I prefer compact flourescents, and you will need 20 to 25 watts to grow just about anything and definetley co2 depending on what you are going to grow


----------



## eklikewhoa (Jul 24, 2006)

what do you want to grow? in some/most cases the 14w will work


----------



## epicfish (Sep 11, 2006)

I'd go for 2x14w T5s on different ballasts. Probably not a viable option though, since it'd get costly.

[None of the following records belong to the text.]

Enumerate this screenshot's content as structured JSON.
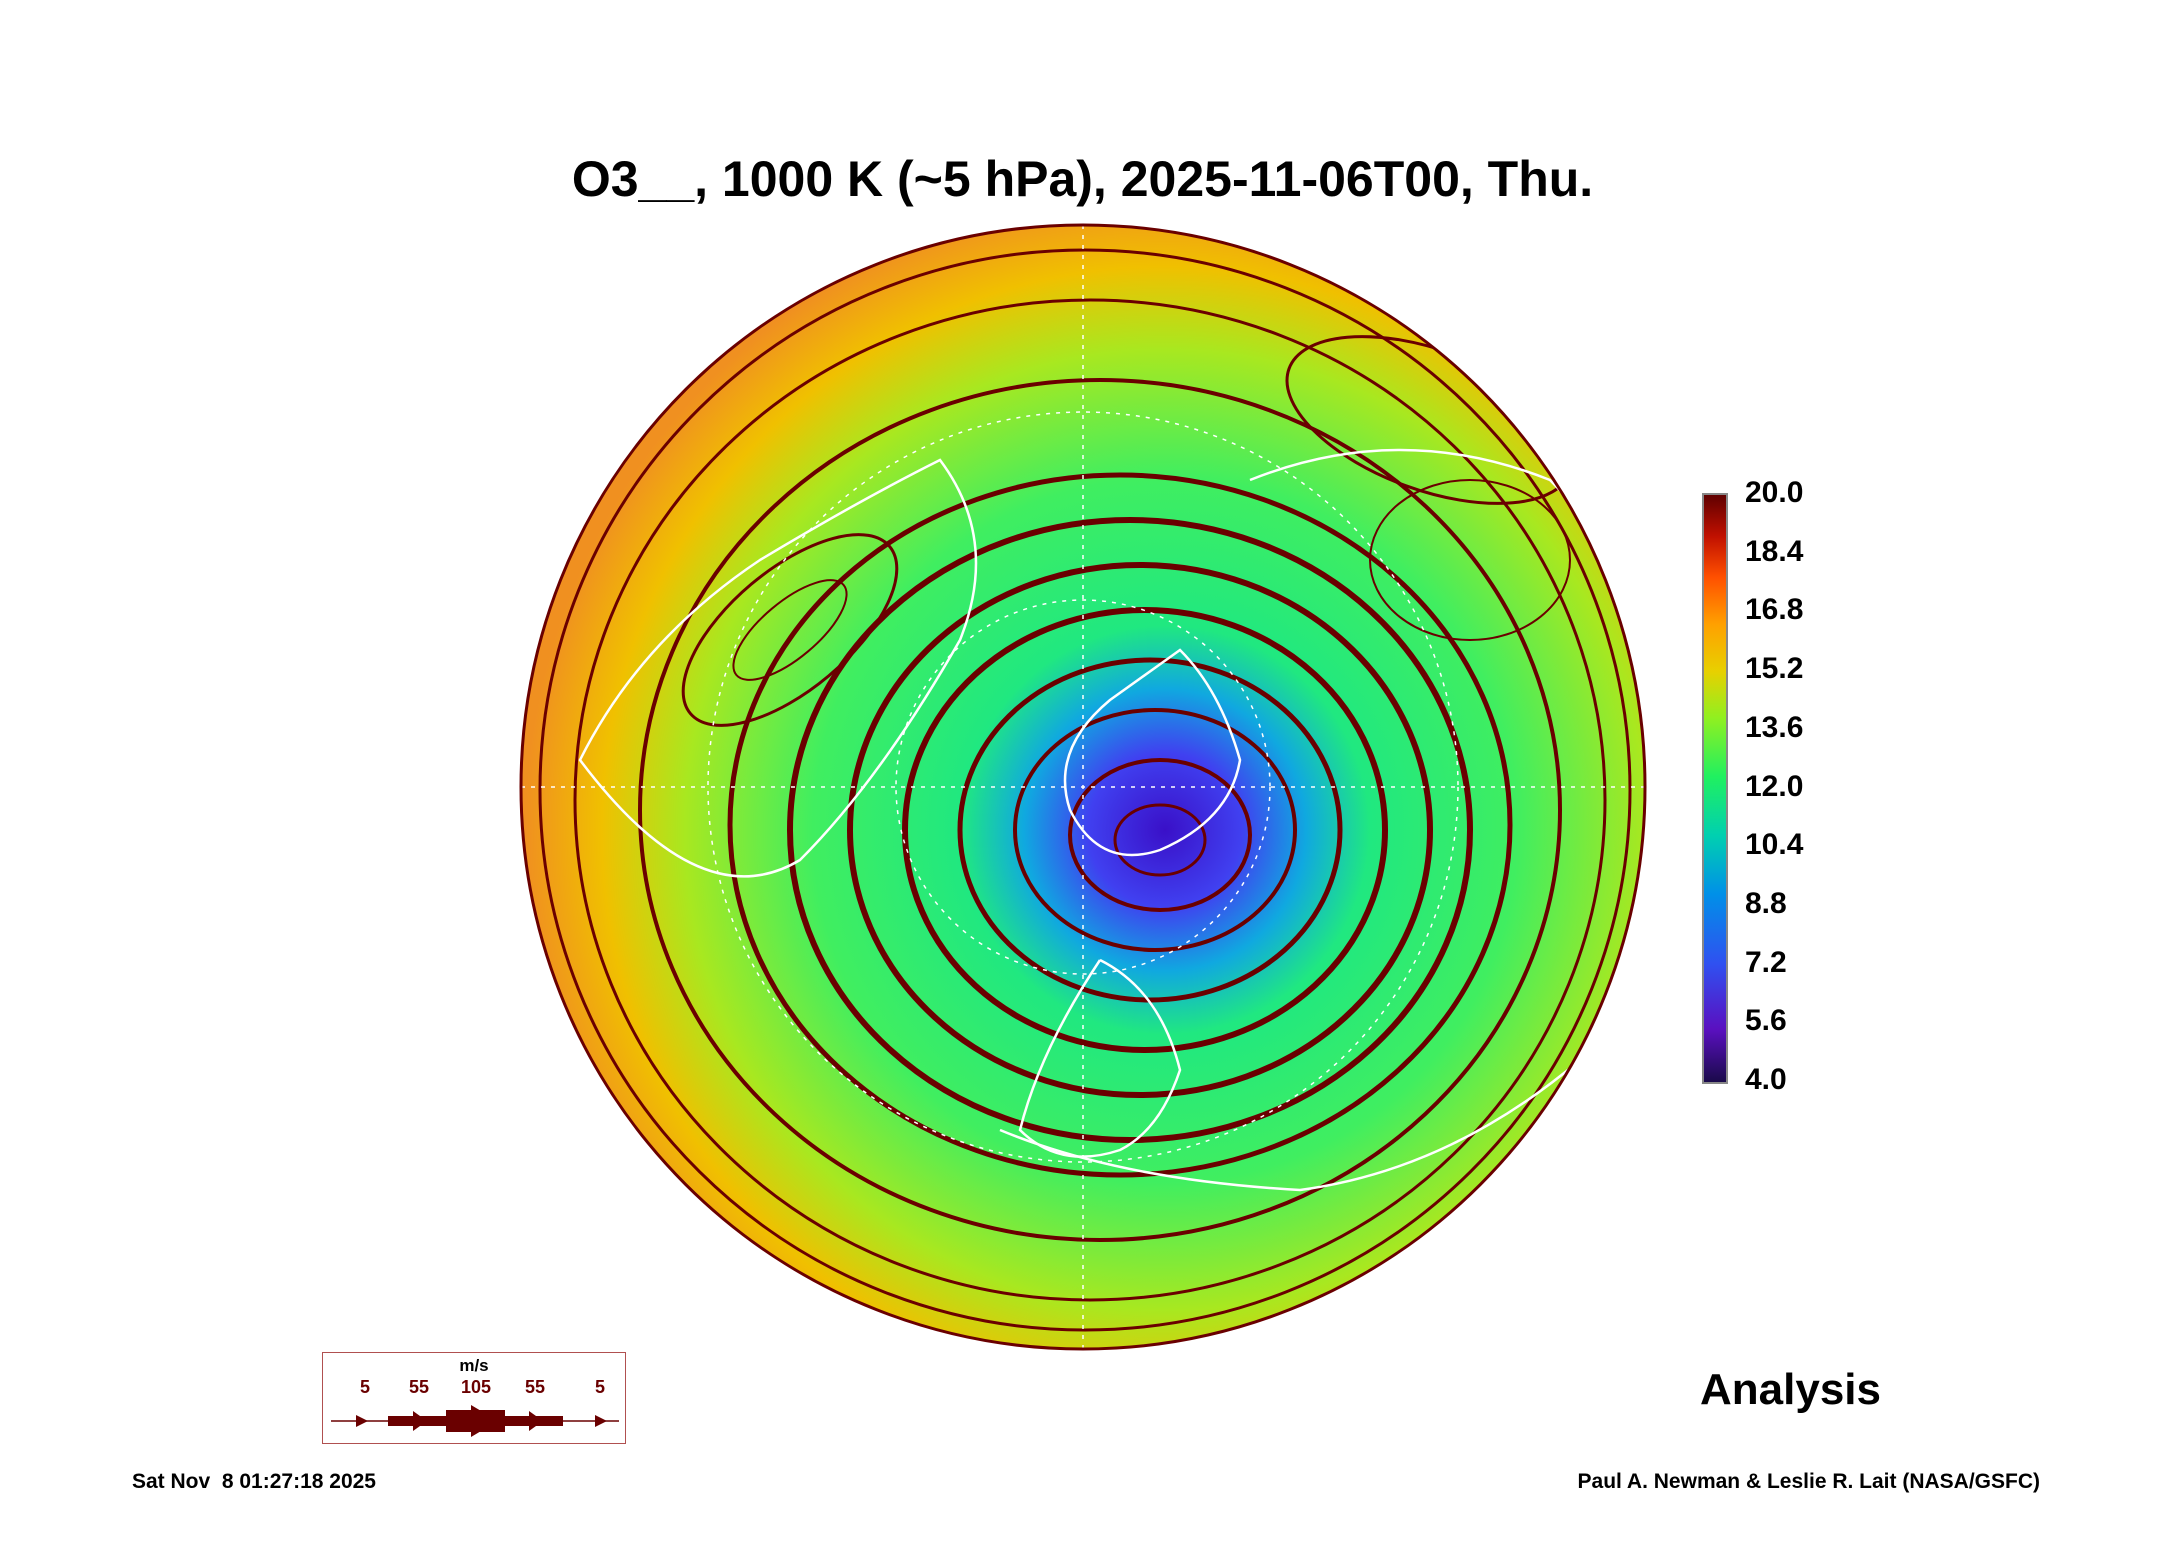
{
  "title": "O3__, 1000 K (~5 hPa), 2025-11-06T00, Thu.",
  "colorbar": {
    "ticks": [
      "20.0",
      "18.4",
      "16.8",
      "15.2",
      "13.6",
      "12.0",
      "10.4",
      "8.8",
      "7.2",
      "5.6",
      "4.0"
    ],
    "min": 4.0,
    "max": 20.0
  },
  "wind_legend": {
    "unit": "m/s",
    "speeds": [
      "5",
      "55",
      "105",
      "55",
      "5"
    ],
    "color": "#600000"
  },
  "label_analysis": "Analysis",
  "footer": {
    "timestamp": "Sat Nov  8 01:27:18 2025",
    "credit": "Paul A. Newman & Leslie R. Lait (NASA/GSFC)"
  }
}
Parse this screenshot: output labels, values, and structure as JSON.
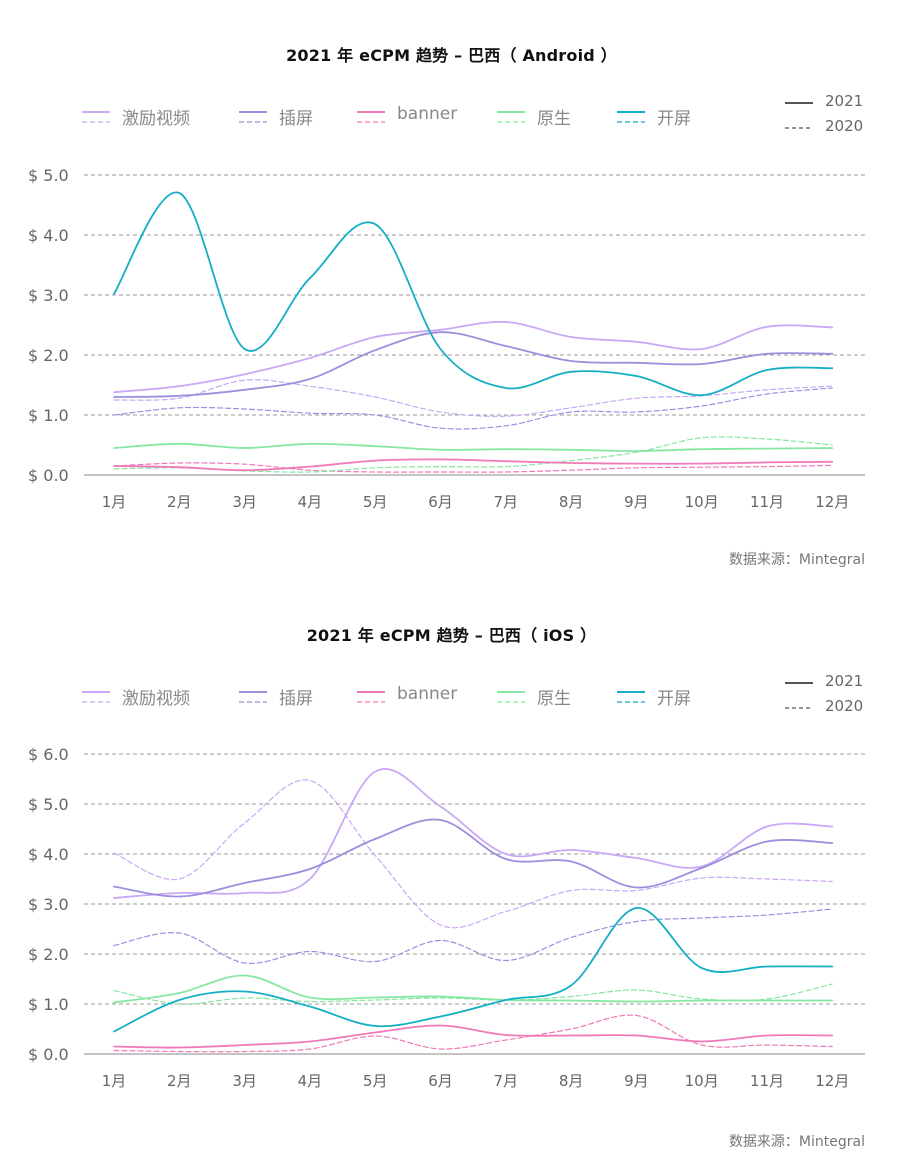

You can go for the Coralife 2x9w fixture, which gives you 18 watts.


----------



## baka (Jan 4, 2006)

I have a injected co2 system that I used on my previous tank 10gal, since I moved to a smaller tank, its kinda hard to find the right lighting... currently I have the all glass canopy with a 14w GE 9325K and i was thinking of getting the AH supply 36w kit but I think that is an overkill for a 5.5 gallon, If I cannot find the lighting that suites me I think I'm better off building my own lighting system, Currently looking for plywoods so I can make my own canopy and put 2 x 14W T5 lights into it.


----------



## baka (Jan 4, 2006)

epicfish said:


> I'd go for 2x14w T5s on different ballasts. Probably not a viable option though, since it'd get costly.
> 
> You can go for the Coralife 2x9w fixture, which gives you 18 watts.


To short, tank lenght is 16"


----------



## General Tso (Aug 7, 2006)

You could use 2 of these. I have them on my open top 5.5 gallon.

Galaxy Aquarium Light, Yellow


----------